Back in April, we wrote about the DUI case of former Episcopalian bishop Heather Cook. As Baltimore readers remember, Cook was accused of driving under the influence of alcohol after she fatally struck a bicyclist and fled the scene last December. At one point, Cook was facing a total of 13 criminal charges in connection with the accident.
Cook had initially entered a plea of not guilty on all 13 charges. Earlier this month, though, Cook ended up pleading guilty to a handful of charges the day before her trial was scheduled to begin. A couple points about this case are worth mentioning.

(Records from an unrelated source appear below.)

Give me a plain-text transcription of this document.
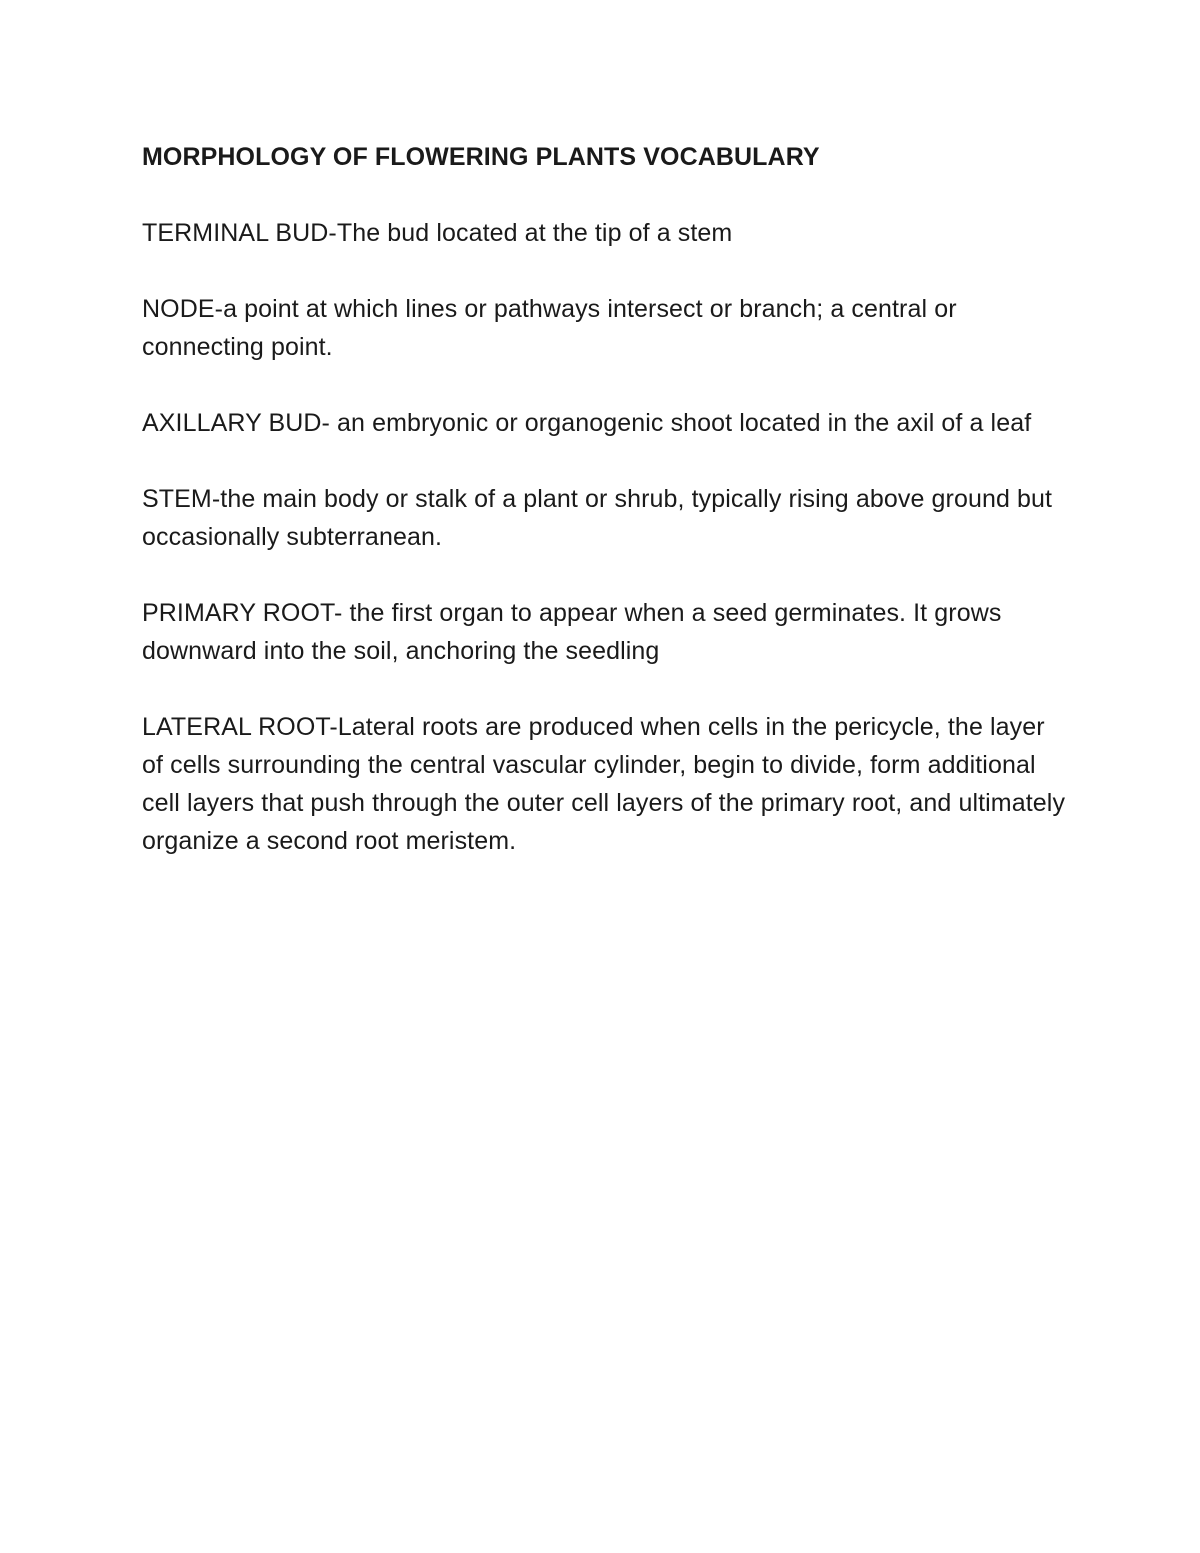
MORPHOLOGY OF FLOWERING PLANTS VOCABULARY

TERMINAL BUD-The bud located at the tip of a stem

NODE-a point at which lines or pathways intersect or branch; a central or connecting point.

AXILLARY BUD- an embryonic or organogenic shoot located in the axil of a leaf

STEM-the main body or stalk of a plant or shrub, typically rising above ground but occasionally subterranean.

PRIMARY ROOT- the first organ to appear when a seed germinates. It grows downward into the soil, anchoring the seedling

LATERAL ROOT-Lateral roots are produced when cells in the pericycle, the layer of cells surrounding the central vascular cylinder, begin to divide, form additional cell layers that push through the outer cell layers of the primary root, and ultimately organize a second root meristem.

First of all, there is the fact that Cook initially pleaded not guilty, and then pleaded guilty just before her trial began. Likely, there are various factors at play with this course of events. Defendants do often plead not guilty initially in order to buy time to determine the best course of action and possibly work out a deal with prosecutors. In this case, a plea deal certainly was struck, and that probably played a large part in Cook’s decision to plead guilty.

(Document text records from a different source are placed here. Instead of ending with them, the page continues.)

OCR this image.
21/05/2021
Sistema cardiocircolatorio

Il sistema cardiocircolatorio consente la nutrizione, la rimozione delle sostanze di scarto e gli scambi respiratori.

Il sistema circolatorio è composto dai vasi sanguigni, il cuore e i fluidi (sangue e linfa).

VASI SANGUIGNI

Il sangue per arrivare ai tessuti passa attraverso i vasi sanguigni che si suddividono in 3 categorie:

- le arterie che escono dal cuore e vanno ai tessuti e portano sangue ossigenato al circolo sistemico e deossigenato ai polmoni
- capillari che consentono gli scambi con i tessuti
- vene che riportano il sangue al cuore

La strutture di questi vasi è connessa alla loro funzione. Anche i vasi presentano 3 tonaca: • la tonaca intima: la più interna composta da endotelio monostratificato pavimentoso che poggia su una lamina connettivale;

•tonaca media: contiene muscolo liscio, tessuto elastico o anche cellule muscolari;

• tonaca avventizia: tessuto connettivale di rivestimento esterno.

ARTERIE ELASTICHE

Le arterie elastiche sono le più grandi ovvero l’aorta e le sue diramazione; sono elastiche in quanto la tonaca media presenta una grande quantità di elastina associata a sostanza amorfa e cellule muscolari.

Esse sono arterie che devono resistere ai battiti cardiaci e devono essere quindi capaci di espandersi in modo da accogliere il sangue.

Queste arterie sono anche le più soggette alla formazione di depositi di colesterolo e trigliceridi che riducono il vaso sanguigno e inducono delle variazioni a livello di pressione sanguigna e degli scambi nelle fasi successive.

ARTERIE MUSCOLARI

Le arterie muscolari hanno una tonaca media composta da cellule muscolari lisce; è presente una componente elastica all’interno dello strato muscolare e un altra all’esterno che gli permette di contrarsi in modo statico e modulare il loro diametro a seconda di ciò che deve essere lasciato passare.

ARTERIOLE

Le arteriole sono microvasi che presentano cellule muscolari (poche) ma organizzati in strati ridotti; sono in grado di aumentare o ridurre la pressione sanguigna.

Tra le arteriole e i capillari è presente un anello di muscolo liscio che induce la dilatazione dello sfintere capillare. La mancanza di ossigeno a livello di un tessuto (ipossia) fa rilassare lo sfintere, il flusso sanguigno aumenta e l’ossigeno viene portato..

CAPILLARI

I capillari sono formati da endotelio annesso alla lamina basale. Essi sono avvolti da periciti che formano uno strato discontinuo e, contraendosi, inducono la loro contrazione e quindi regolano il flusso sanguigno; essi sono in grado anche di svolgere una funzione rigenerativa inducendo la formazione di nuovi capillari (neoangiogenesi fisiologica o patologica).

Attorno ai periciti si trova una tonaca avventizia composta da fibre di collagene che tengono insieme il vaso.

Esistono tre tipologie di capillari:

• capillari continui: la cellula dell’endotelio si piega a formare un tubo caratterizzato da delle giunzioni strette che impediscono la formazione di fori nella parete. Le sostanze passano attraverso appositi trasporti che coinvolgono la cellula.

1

Other factors may have come into play as well. It is possible that Cook, being a former religious representative, may have wanted to send a message with the way she handled her case—a message of taking responsibility perhaps. Cook previously stated through her attorney that a plea deal was under consideration and that it would be desirable to avoid a trial “for everyone’s sake.” The guilty plea may also partially have been a way to avoid throwing a negative light on her religious community as well. Such reasons for pleading guilty are largely personal, and vary from defendant to defendant.